Much criticism resembles censorship, a form of repressive power
working negatively against freedom or desire, i.e., against negative
liberty. It cannot establish or understand the way 'positive liberty'
works, as it is reactive toward a problem that has already occurred. But notions of
breakdown or fragmentation can only ever allow an image of a cracked whole to emerge - the
lines that appear are irreversible and inseparable from the critique, like with a shattered mirror. As such, the critical procedure can aid, but can never substitute for praxis.
Agamben
writes: "Be your own face. Go to the threshold. Do not remain the
subjects of your properties or faculties, do not stay beneath them:
rather, go with them, in them, beyond them." This is placed at the end
of a short essay, "The Face" (1995), which begins with the premise that
"the face is the only location of community, the only possible city."
Bravo, Agamben, for pointing beyond the subjective-objective
murkiness of 'self-reflection' and 'identity,' with all the implicit
inner-outer assumptions. When I am just my own exteriority, when I am
just my own exposure or relation to the world, I am not alienated, I am reunited
with an 'essential' correlate of myself, which is precisely my
other-than-self, a self-in-becoming. This is both spatial and temporal, and the two can be linked. When I become the way my body
'faces' the world, and not how it re-presents itself via
conscious recognition (which, as the inverted mirror-image attests, is truly impossible), my potential 'appears' concretely in
practice - my 'self' becomes unpredictable and uncapturable to those who
would control me, while I retain a corporeal know-how which allows me to act in
both self-defense and self-expression (which I cannot 'grasp' to represent, however). Exteriority allows ecstatic
self-expropriation, and is opposed to all notions of appropriation or
self-identity based on prior 'sense-certainty.' Instead, 'one' emerges as a singularity beyond both
particularity and universality.
What I feel like I need is
support or aid without creating chains of dependency. It is a lie, and
an expression of extreme alienation, to say that the dominated want to
rely on the dominant, or on an overarching system, for survival. This
hurts our development and maintains the status quo. What we have to do
is dissociate practices of mutual aid from the neglect of human needs
which accompanies anti-welfare ideologies and discourses. There are
forms of self-protection that enable new social needs and possibilities,
as long as these are not totalizing. If needs develop at the
dispositional level of habitus, and are never fully visible or
representable as such, then we must question public recognition as an a
priori criterion for aid. Too often, this externalizing and overbearing
relation suffocates the very human potential it is supposed to foster.

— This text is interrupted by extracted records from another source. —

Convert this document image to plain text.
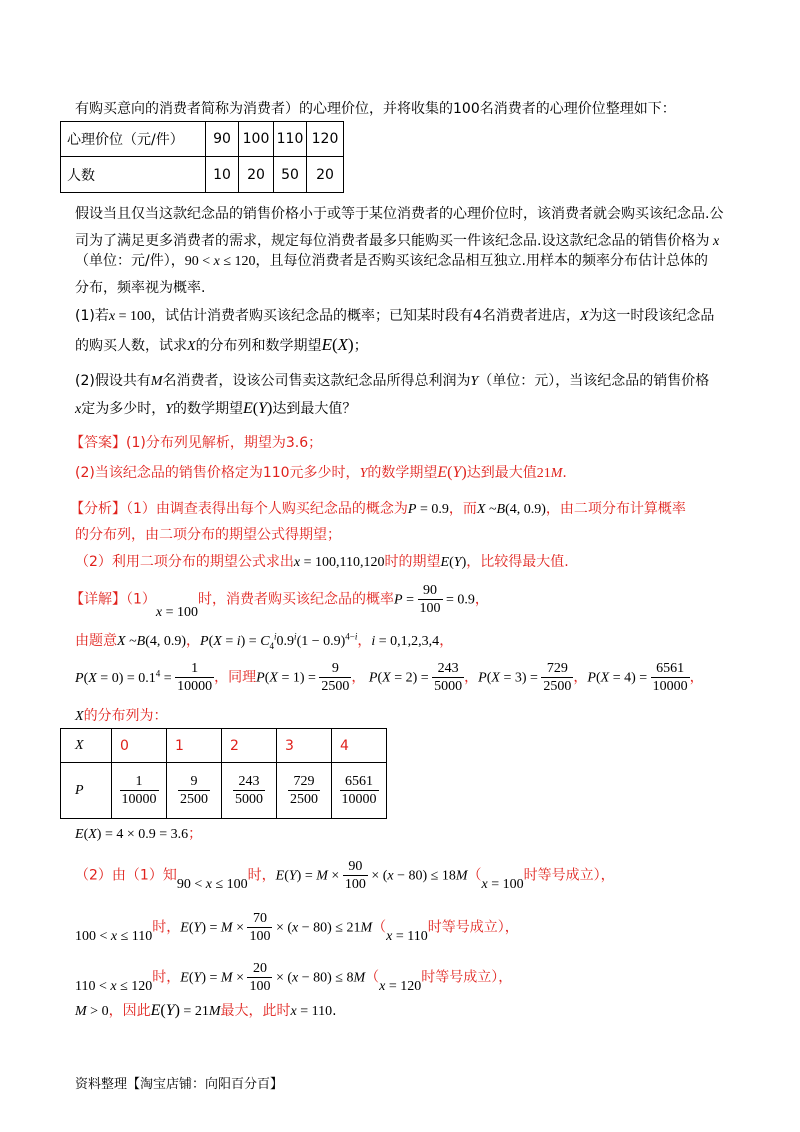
有购买意向的消费者简称为消费者）的心理价位，并将收集的100名消费者的心理价位整理如下：
心理价位（元/件）	90	100	110	120
人数	10	20	50	20
假设当且仅当这款纪念品的销售价格小于或等于某位消费者的心理价位时，该消费者就会购买该纪念品.公
司为了满足更多消费者的需求，规定每位消费者最多只能购买一件该纪念品.设这款纪念品的销售价格为 x
（单位：元/件），90 < x ≤ 120，且每位消费者是否购买该纪念品相互独立.用样本的频率分布估计总体的
分布，频率视为概率.
(1)若x = 100，试估计消费者购买该纪念品的概率；已知某时段有4名消费者进店，X为这一时段该纪念品
的购买人数，试求X的分布列和数学期望E(X)；
(2)假设共有M名消费者，设该公司售卖这款纪念品所得总利润为Y（单位：元），当该纪念品的销售价格
x定为多少时，Y的数学期望E(Y)达到最大值？
【答案】(1)分布列见解析，期望为3.6；
(2)当该纪念品的销售价格定为110元多少时，Y的数学期望E(Y)达到最大值21M.
【分析】（1）由调查表得出每个人购买纪念品的概念为P = 0.9，而X ~B(4, 0.9)，由二项分布计算概率
的分布列，由二项分布的期望公式得期望；
（2）利用二项分布的期望公式求出x = 100,110,120时的期望E(Y)，比较得最大值.
【详解】（1）x = 100时，消费者购买该纪念品的概率$P = \frac{90}{100} = 0.9$，
由题意X ~B(4, 0.9)，$P(X = i) = C_4^i0.9^i(1 - 0.9)^{4-i}$，i = 0,1,2,3,4，
$P(X = 0) = 0.1^4 = \frac{1}{10000}$ ，同理$P(X = 1) = \frac{9}{2500}$ ， $P(X = 2) = \frac{243}{5000}$ ，$P(X = 3) = \frac{729}{2500}$ ，$P(X = 4) = \frac{6561}{10000}$ ，
X的分布列为：
X	0	1	2	3	4
P	$\frac{1}{10000}$	$\frac{9}{2500}$	$\frac{243}{5000}$	$\frac{729}{2500}$	$\frac{6561}{10000}$
E(X) = 4 × 0.9 = 3.6；
（2）由（1）知90 < x ≤ 100时，$E(Y) = M \times \frac{90}{100} \times (x - 80) \le 18M(x = 100$时等号成立），
100 < x ≤ 110时，$E(Y) = M \times \frac{70}{100} \times (x - 80) \le 21M(x = 110$时等号成立），
110 < x ≤ 120时，$E(Y) = M \times \frac{20}{100} \times (x - 80) \le 8M(x = 120$时等号成立），
M > 0，因此E(Y) = 21M最大，此时x = 110.
资料整理【淘宝店铺：向阳百分百】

There is no such thing as equality of opportunity, since some come
better equipped to 'run the race' on their home ground, but systemic
imbalances need to be addressed in a way that doesn't overcode the
relation between the dominated person and system of domination into a
hard association, that leaves room for people to grow in relation to
others, but not to a generalized Other. We need support and healing so that we can develop new experiences, but not a system to fall back on or 'fix' us. We need a non- "possessive individualist" autonomy.